Poirot asintió distraídamente. Parecía tan absorto en sus pensamientos que mi curiosidad se despertó.

—¿Qué ocurre? No está usted escuchando lo que le digo.

—Es cierto amigo. Estoy preocupado.

—¿Por qué?

—Porque mademoiselle Cynthia no toma azúcar con el café.

—¿Cómo? ¡No hablará usted en serio!

—Claro que hablo en serio. Hay algo aquí que no entiendo. Mi instinto no se equivocó.

—¿Qué instinto?

—El instinto que me llevó a examinar esas tazas de café. ¡Chis! A callar ahora.

Seguimos a John a su estudio y se cerró la puerta tras de nosotros.

Míster Wells era un hombre agradable, de mediana edad. Con ojos penetrantes y la boca característica de los abogados. John nos presentó y explicó la razón de nuestra presencia por nuestra inmediata intervención en el asunto.

—Comprenderá usted, Wells —añadió—, que todo esto es estrictamente confidencial. Todavía confiamos en que no haga falta ninguna clase de investigación.

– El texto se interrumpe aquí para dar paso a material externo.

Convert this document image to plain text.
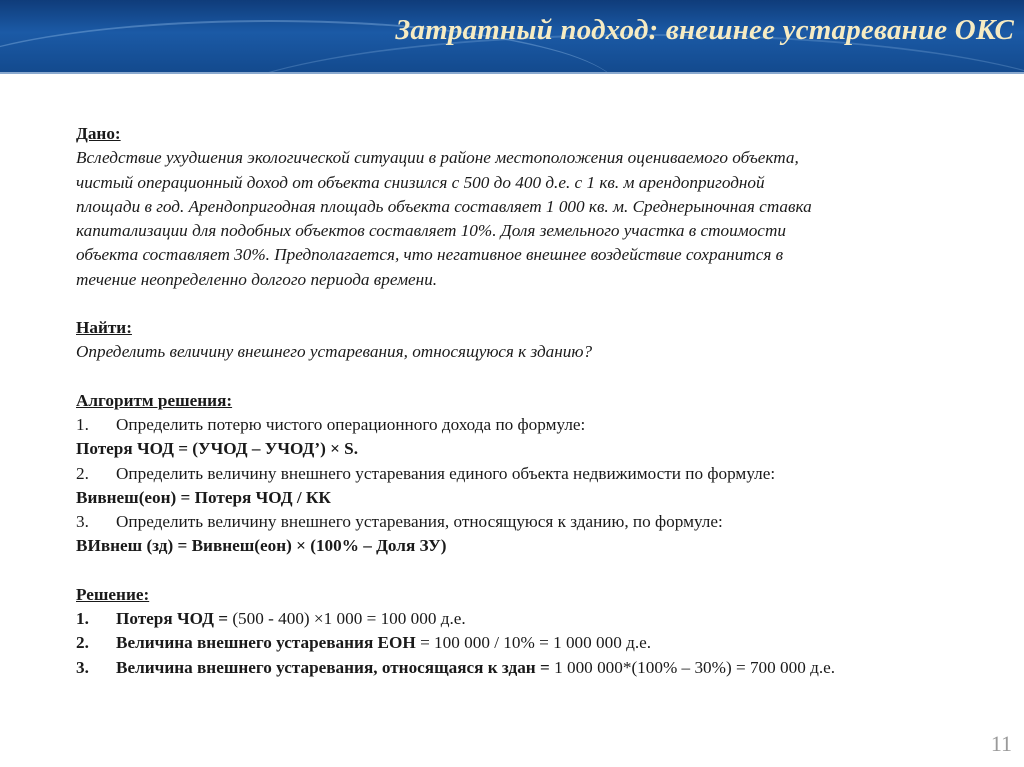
Затратный подход: внешнее устаревание ОКС
Дано:
Вследствие ухудшения экологической ситуации в районе местоположения оцениваемого объекта,
чистый операционный доход от объекта снизился с 500 до 400 д.е. с 1 кв. м арендопригодной
площади в год. Арендопригодная площадь объекта составляет 1 000 кв. м. Среднерыночная ставка
капитализации для подобных объектов составляет 10%. Доля земельного участка в стоимости
объекта составляет 30%. Предполагается, что негативное внешнее воздействие сохранится в
течение неопределенно долгого периода времени.
Найти:
Определить величину внешнего устаревания, относящуюся к зданию?
Алгоритм решения:
1.	Определить потерю чистого операционного дохода по формуле:
Потеря ЧОД = (УЧОД – УЧОД’) × S.
2.	Определить величину внешнего устаревания единого объекта недвижимости по формуле:
Вивнеш(еон) = Потеря ЧОД / КК
3.	Определить величину внешнего устаревания, относящуюся к зданию, по формуле:
ВИвнеш (зд) = Вивнеш(еон) × (100% – Доля ЗУ)
Решение:
1.	Потеря ЧОД = (500 - 400) ×1 000 = 100 000 д.е.
2.	Величина внешнего устаревания ЕОН = 100 000 / 10% = 1 000 000 д.е.
3.	Величина внешнего устаревания, относящаяся к здан = 1 000 000*(100% – 30%) = 700 000 д.е.
11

—De acuerdo, de acuerdo —dijo Wells políticamente—. Me hubiera gustado ahorrarles a ustedes el disgusto y la publicidad de una pesquisa; pero, naturalmente, es inevitable, faltando el certificado médico.

—Sí, ya me lo figuro.

—Es inteligente, ese Bauerstein. Una autoridad en toxicología, según parece.

—Desde luego —dijo John con cierta sequedad. Después añadió, dudando—. ¿Tendremos que presentarnos como testigos…, quiero decir, todos nosotros?

—Usted, naturalmente, y… hum, míster Inglethorp también, desde luego.

Siguió una breve pausa, antes de que el abogado continuara, con su tono apaciguador:

—Cualquiera otro testimonio será simplemente confirmatorio, pura cuestión de fórmula.

—Ya.

Una ligera expresión de alivio cruzó por el rostro de John. Me sorprendió, porque no aprecié motivo para ello.

—Si no tiene usted nada que oponer —prosiguió Wells—, he pensado en el viernes. Así tendremos tiempo suficiente para el informe médico. ¿La autopsia se practicará esta noche?

—Sí.

—Entonces, ¿le conviene a usted el viernes?

—Desde luego.

—No necesito decirle, querido Cavendish, lo apenado que estoy con este trágico asunto.

—¿No puede usted ayudarnos a resolverlo, monsieur? —intervino Poirot, hablando por primera vez desde que habíamos entrado en el estudio.

—¿Yo?

—Sí. Hemos oído decir que mistress Inglethorp le escribió anoche. Debe de haber recibido usted la carta esta mañana.

—Sí, pero no contiene ninguna información de interés. Es sencillamente una nota pidiéndome que viniera a verla esta mañana, pues quería mi consejo en un asunto de gran importancia.

—¿No le insinúa de qué se trataba?

—No, por desgracia.

—Es una lástima —dijo Poirot.

Nos quedamos en silencio. Poirot se perdió en sus pensamientos durante unos cuantos minutos. Finalmente, se volvió de nuevo al abogado.

—Míster Wells, me gustaría preguntarle una cosa, si no es contrario a su ética profesional. En caso de que mistress Inglethorp muriera, ¿quién heredaría su dinero?